– James Eiler
This year, LockeSmith considers the necessary components of a liberal society, and how to protect them under pressure from illiberal ideas and actors. Of course, we are all familiar at some level with the institutions necessary for the preservation and propagation of liberty. A free and open market, legal guarantees of individual rights, and guaranteed protections for personal and commercial property are all at some level understood by most of us to be vital prerequisites for the existence of meaningful freedom. However, in considering how to preserve these institutions, we must also address the deeper components, precursors to precursors, within a society’s culture that enable the formulation and preservation of these institutions. It is not enough, for instance, for there to simply be private property rights, especially if those rights did not arise indigenously, but rather were imposed externally. Rather, such preconditions must arise from a society’s recognition of their importance and support for their existence. Fundamentally, this is the result of a society’s conception of the individual and the individual’s relationship to the wider social group. One can divide the societal conceptions of the individual into two broad camps. Namely, the collective, or organic, one, and the atomistic one. The former inevitably leads to the degradation of human freedom and the latter is a necessary component, although not always a sufficient one, for human flourishing.
The modern division between the two main conceptions of society took shape in the nineteenth century, with the formalization of the atomistic individual and the invention of the modern idea of the organic state. The former was the product of the liberal thinkings who, starting in the eighteenth century, began to outline the rights of the individual as deriving not from the state or from other people, but from some ultimate source, be it nature, god, or, later, human biology. Yet that very notion of human biology, newly emphasized as part of the emerging concept of Social Darwinism, also contributed to the development of the concept of society as an organism, with individuals within it as constituent cells. In this view, individuals have no inherent rights of their own, and the primary moral end is the interests of society. Generally, those who hold such positions do argue that the interests of society align with the ultimate interests of its components. However, in assigning a particular interest to a conceived societal organism, and then mapping those interests on individuals within that society,
If one thinks that the individual is nothing more than a component of a social organism, it becomes much easier for one to support measures that detract from individual liberty. Almost axiomatically, one can only maximize one thing at a time, and if one maximizes some imagined social good, one necessarily de-priorities individual liberty. If one, for instance, believes that economic equality is to the benefit of society, then one will pursue redistribution measures that will necessarily reduce individual economic freedom. Further, an organic view of society can promote ideas that are simply directly opposed to individual interests. Particularly when society is conceived of as the embodiment of the nation, efforts to “strengthen” that nation can entail extreme violations of individual liberty to the end of great projects meant to advance ideological goals.
Conversely, an atomistic view of the individual in relation to society necessarily entails the prioritization of individual interests. If one views the individual as the primary element of moral worth, one must necessarily view the benefit, or rather the interests, of the individual to be the primary end. Of course, such a view can be taken to utilitarian ends, and one could argue that liberty should be violated in order to ensure that individuals are forced to follow their own true interests. However, such conclusions rely on a misconception of individual interest. Who are we to say what a given person’s interests are? How can we say that a particular result would suit one person more than another? Of course, some exceptions likely have to be made for gross information asymmetries, for children, and potentially instances where the individual is not in possession of a sound mind. However, in most cases, we must accept an ignorance of the interests of others, and so must allow them to pursue their own ends.
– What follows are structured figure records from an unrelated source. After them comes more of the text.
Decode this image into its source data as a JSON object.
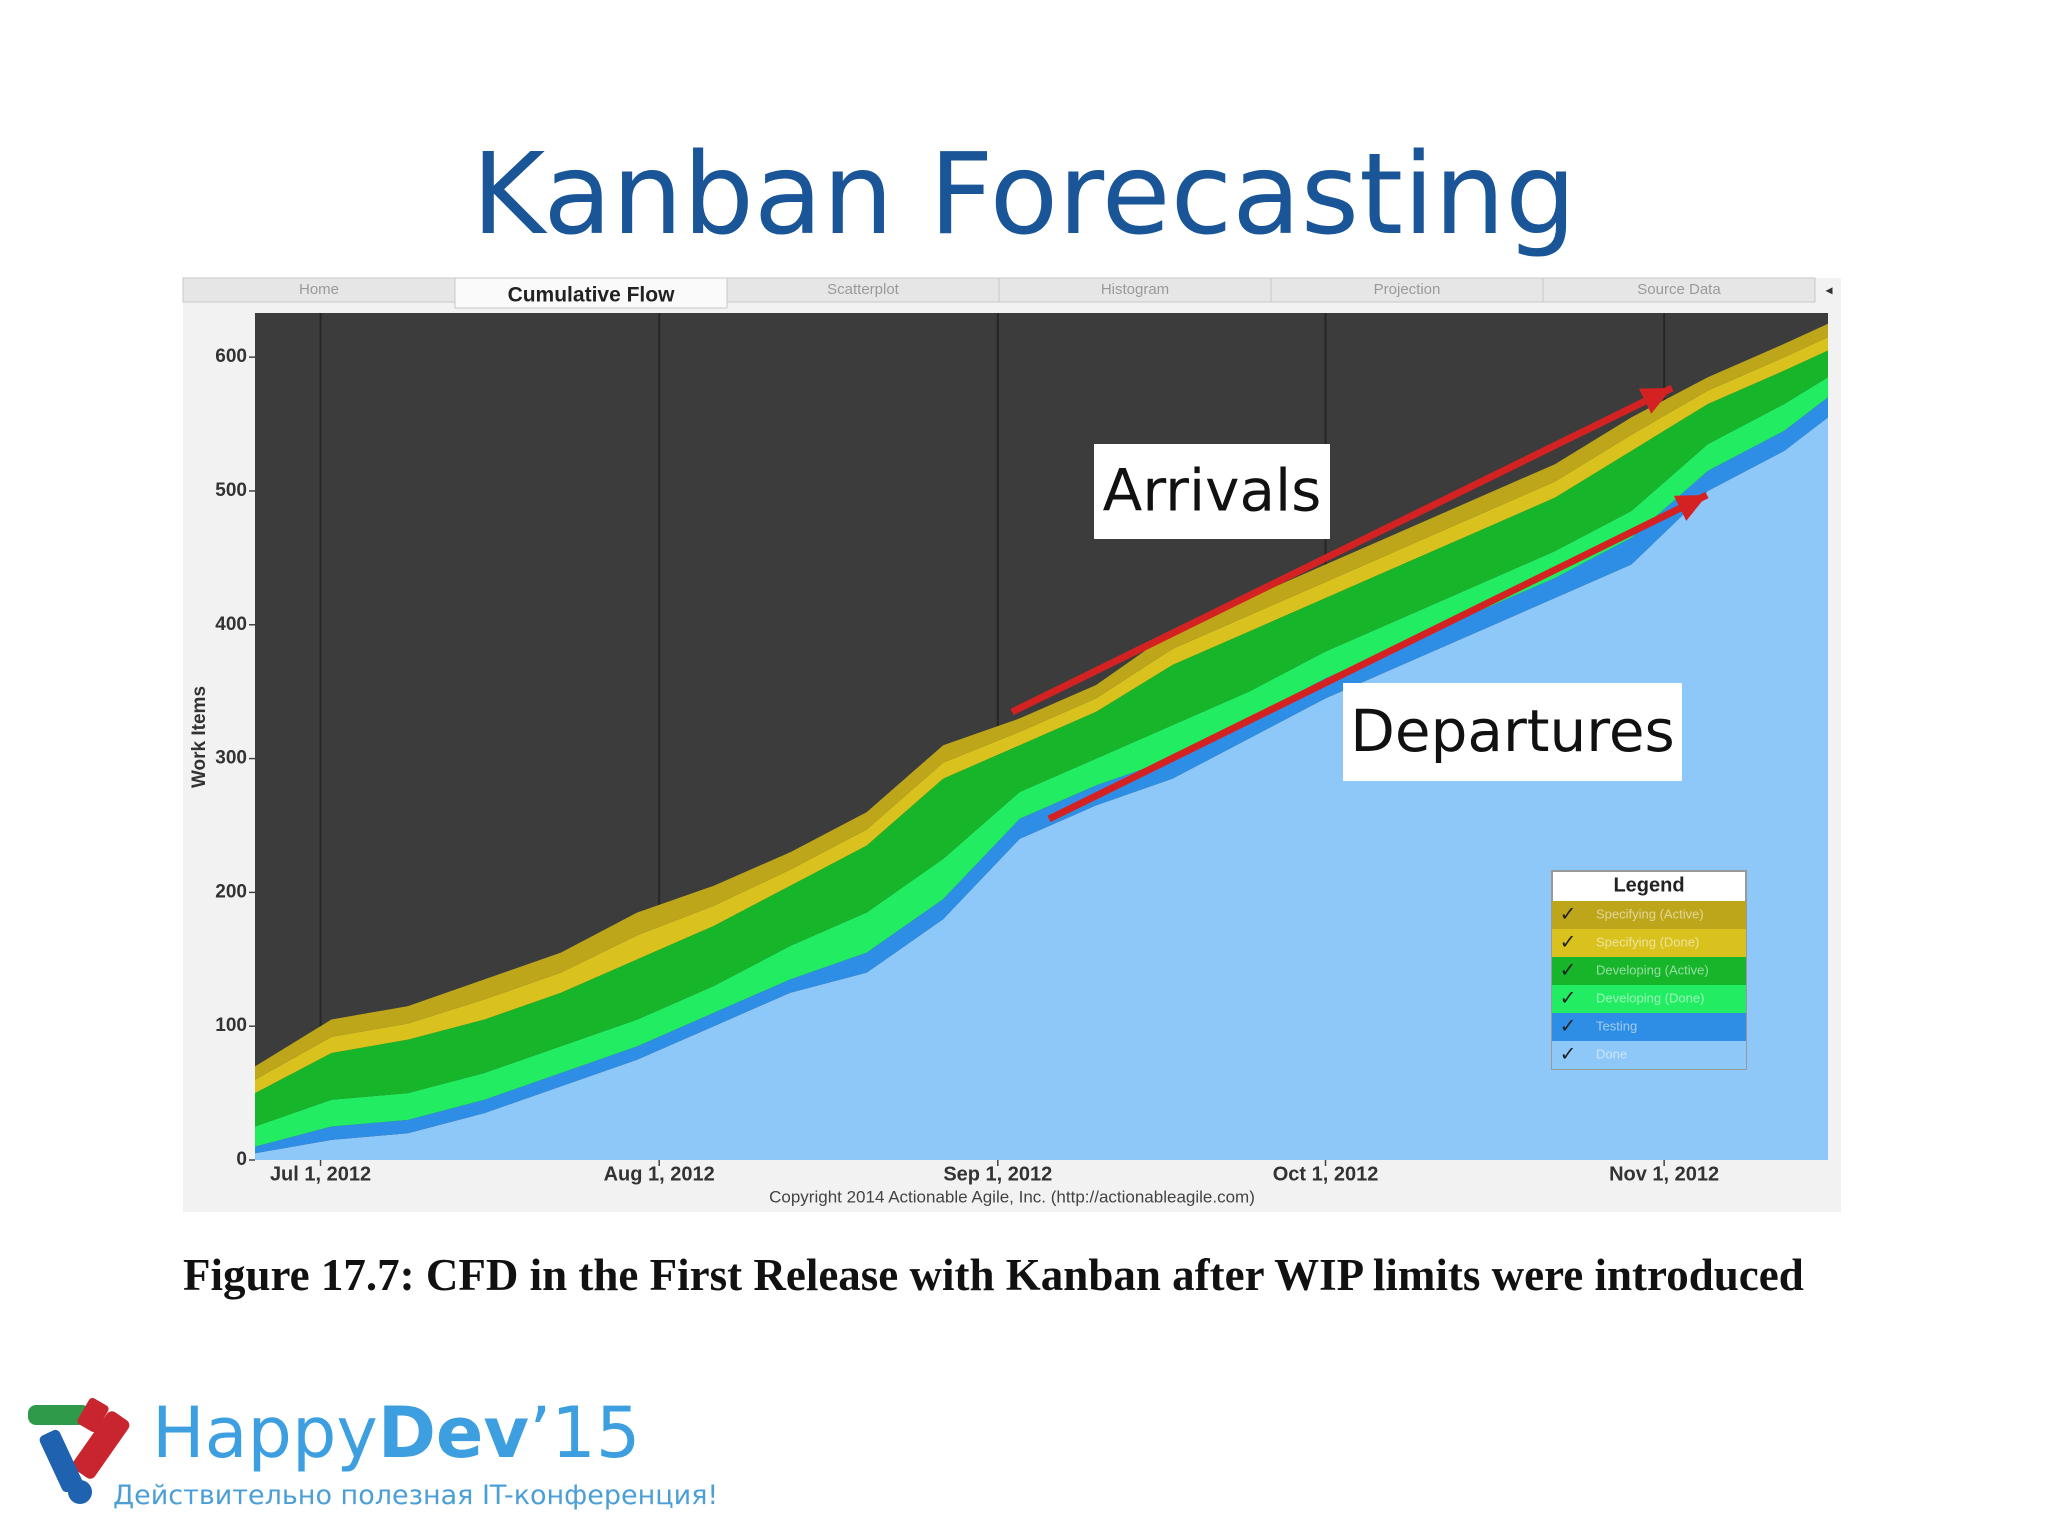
{
  "slide": {
    "title": "Kanban Forecasting",
    "caption": "Figure 17.7: CFD in the First Release with Kanban after WIP limits were introduced",
    "logo": {
      "happy": "Happy",
      "dev": "Dev",
      "year": "’15",
      "tagline": "Действительно полезная IT-конференция!"
    }
  },
  "tabs": [
    "Home",
    "Cumulative Flow",
    "Scatterplot",
    "Histogram",
    "Projection",
    "Source Data"
  ],
  "chart_data": {
    "type": "stacked_area",
    "y_label": "Work Items",
    "source": "Copyright 2014 Actionable Agile, Inc. (http://actionableagile.com)",
    "legend_title": "Legend",
    "legend": "lower right",
    "grid": "x",
    "annotations": [
      "Arrivals",
      "Departures"
    ],
    "x": [
      "2012-06-25",
      "2012-07-02",
      "2012-07-09",
      "2012-07-16",
      "2012-07-23",
      "2012-07-30",
      "2012-08-06",
      "2012-08-13",
      "2012-08-20",
      "2012-08-27",
      "2012-09-03",
      "2012-09-10",
      "2012-09-17",
      "2012-09-24",
      "2012-10-01",
      "2012-10-08",
      "2012-10-15",
      "2012-10-22",
      "2012-10-29",
      "2012-11-05",
      "2012-11-12",
      "2012-11-16"
    ],
    "xlim": [
      "2012-06-25",
      "2012-11-16"
    ],
    "xticks": [
      {
        "value": "2012-07-01",
        "label": "Jul 1, 2012"
      },
      {
        "value": "2012-08-01",
        "label": "Aug 1, 2012"
      },
      {
        "value": "2012-09-01",
        "label": "Sep 1, 2012"
      },
      {
        "value": "2012-10-01",
        "label": "Oct 1, 2012"
      },
      {
        "value": "2012-11-01",
        "label": "Nov 1, 2012"
      }
    ],
    "ylim": [
      0,
      633
    ],
    "yticks": [
      0,
      100,
      200,
      300,
      400,
      500,
      600
    ],
    "series": [
      {
        "name": "Done",
        "color": "#8ec8f8",
        "values": [
          5,
          15,
          20,
          35,
          55,
          75,
          100,
          125,
          140,
          180,
          240,
          265,
          285,
          315,
          345,
          370,
          395,
          420,
          445,
          500,
          530,
          555
        ]
      },
      {
        "name": "Testing",
        "color": "#2e8ee6",
        "values": [
          5,
          10,
          10,
          10,
          10,
          10,
          10,
          10,
          15,
          15,
          15,
          15,
          15,
          15,
          15,
          15,
          15,
          15,
          20,
          15,
          15,
          15
        ]
      },
      {
        "name": "Developing (Done)",
        "color": "#22ec62",
        "values": [
          15,
          20,
          20,
          20,
          20,
          20,
          20,
          25,
          30,
          30,
          20,
          20,
          25,
          20,
          20,
          20,
          20,
          20,
          20,
          20,
          20,
          15
        ]
      },
      {
        "name": "Developing (Active)",
        "color": "#16b52a",
        "values": [
          25,
          35,
          40,
          40,
          40,
          45,
          45,
          45,
          50,
          60,
          35,
          35,
          45,
          45,
          40,
          40,
          40,
          40,
          45,
          30,
          25,
          20
        ]
      },
      {
        "name": "Specifying (Done)",
        "color": "#d9c21e",
        "values": [
          10,
          12,
          12,
          15,
          15,
          18,
          15,
          12,
          12,
          12,
          10,
          10,
          12,
          12,
          12,
          12,
          12,
          12,
          12,
          10,
          10,
          10
        ]
      },
      {
        "name": "Specifying (Active)",
        "color": "#bda61a",
        "values": [
          10,
          13,
          13,
          15,
          15,
          17,
          15,
          13,
          13,
          13,
          10,
          10,
          13,
          13,
          13,
          13,
          13,
          13,
          13,
          10,
          10,
          10
        ]
      }
    ]
  }
}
For a society to be liberal, it must retain this atomistic conception of the individual. That does not mean that each person must view themselves as entirely alone, without social connections, but rather that members of the society understand that each individual person is an end unto themselves, and thus that each individual has, generally, a right to pursue their own ends as long as in doing so they do not coercively prevent others from doing the same. Once the idea of society as an end unto itself begins to take root, supposedly unshakeable institutions meant to preserve individual liberty will soon find themselves impotent, as they only hold power so long as they are supported.